Solo expertly expands the Star Wars world
Solo also unfurls from a deceptively sophisticated script by Jonathan and Lawrence Kasdan (the elder Kasdan worked on scripts for The Empire Strikes Back, Return of the Jedi, and The Force Awakens, so he clearly understands Star Wars). The first two-thirds of the picture is breathless chases and heists and escapes, but in the last third, the Kasdans connect the story to the larger Star Wars universe to show how and why the older Solo eventually committed to the Rebel Alliance. When Han is not sure of his identity and Qi’ra tells him, “You’re one of the good guys,” it’s poignant and moving because viewers can see know how badly the depth of his feelings will wound him, and how lonely he will feel until he hooks up with the Skywalkers years later.
The script also masterfully opens up sequel possibilities. Unlike other Star Wars content, such as Obi-Wan Kenobi, which becomes proscribed and constricted because we know the outcome, Solo spins wide-open story trajectories in multiple directions: the further adventures of Han and Chewie, Lando’s escapades, the galactic underworld of the Hutts and other gangsters, the marauding Imperialism of the Empire, the development of the nascent Rebel Alliance, and (spoiler) the nefarious exploits of the movie’s hidden villain, Darth Maul (Ray Park) and the nature of his bond with Qi’ra.

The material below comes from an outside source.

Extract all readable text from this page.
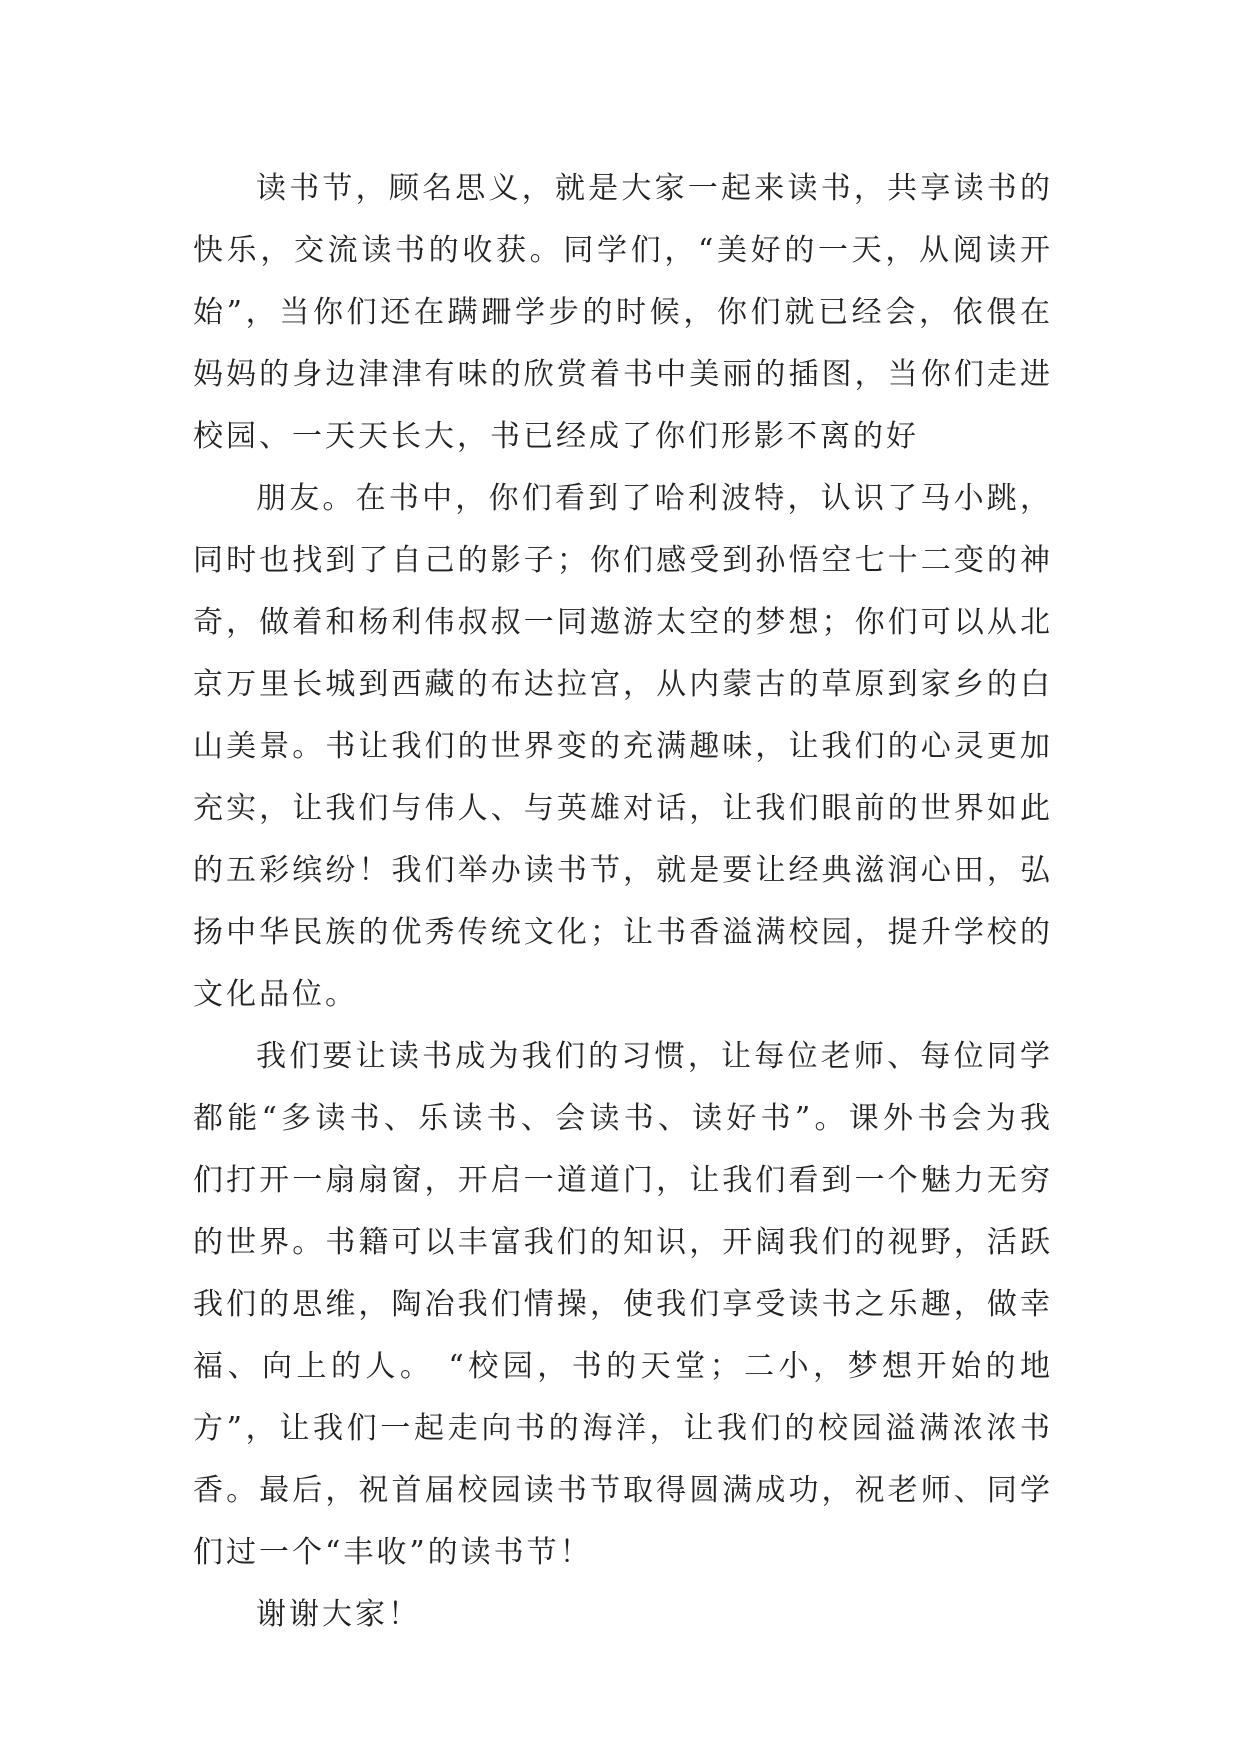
读书节，顾名思义，就是大家一起来读书，共享读书的快乐，交流读书的收获。同学们，“美好的一天，从阅读开始”，当你们还在蹒跚学步的时候，你们就已经会，依偎在妈妈的身边津津有味的欣赏着书中美丽的插图，当你们走进校园、一天天长大，书已经成了你们形影不离的好

朋友。在书中，你们看到了哈利波特，认识了马小跳，同时也找到了自己的影子；你们感受到孙悟空七十二变的神奇，做着和杨利伟叔叔一同遨游太空的梦想；你们可以从北京万里长城到西藏的布达拉宫，从内蒙古的草原到家乡的白山美景。书让我们的世界变的充满趣味，让我们的心灵更加充实，让我们与伟人、与英雄对话，让我们眼前的世界如此的五彩缤纷！我们举办读书节，就是要让经典滋润心田，弘扬中华民族的优秀传统文化；让书香溢满校园，提升学校的文化品位。

我们要让读书成为我们的习惯，让每位老师、每位同学都能“多读书、乐读书、会读书、读好书”。课外书会为我们打开一扇扇窗，开启一道道门，让我们看到一个魅力无穷的世界。书籍可以丰富我们的知识，开阔我们的视野，活跃我们的思维，陶冶我们情操，使我们享受读书之乐趣，做幸福、向上的人。 “校园，书的天堂；二小，梦想开始的地方”，让我们一起走向书的海洋，让我们的校园溢满浓浓书香。最后，祝首届校园读书节取得圆满成功，祝老师、同学们过一个“丰收”的读书节！

谢谢大家！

Disney and Kathleen Kennedy seem embarrassed by Solo, but that’s because they don’t realize what they have in this movie, not at all surprising given all the problems with this franchise under Disney’s colonial flag. Instead, they double down on dreck like The Book of Boba Fett, the fatuous offspring of the tedious The Mandalorian (or as I like to call it, The Manda-snorian or, wait…Manda-borian?), because Fett is a “fan favorite.”
But unlike those shows, Solo possesses the heart, the romance, and the adventure that made the original Star Wars films so beloved. Perhaps Kennedy and her cohort should hold a screening of Solo, one in which they forget the bellowing trolls and the soulless logic of focus groups, and just try to remember what it feels like to have fun at the movies.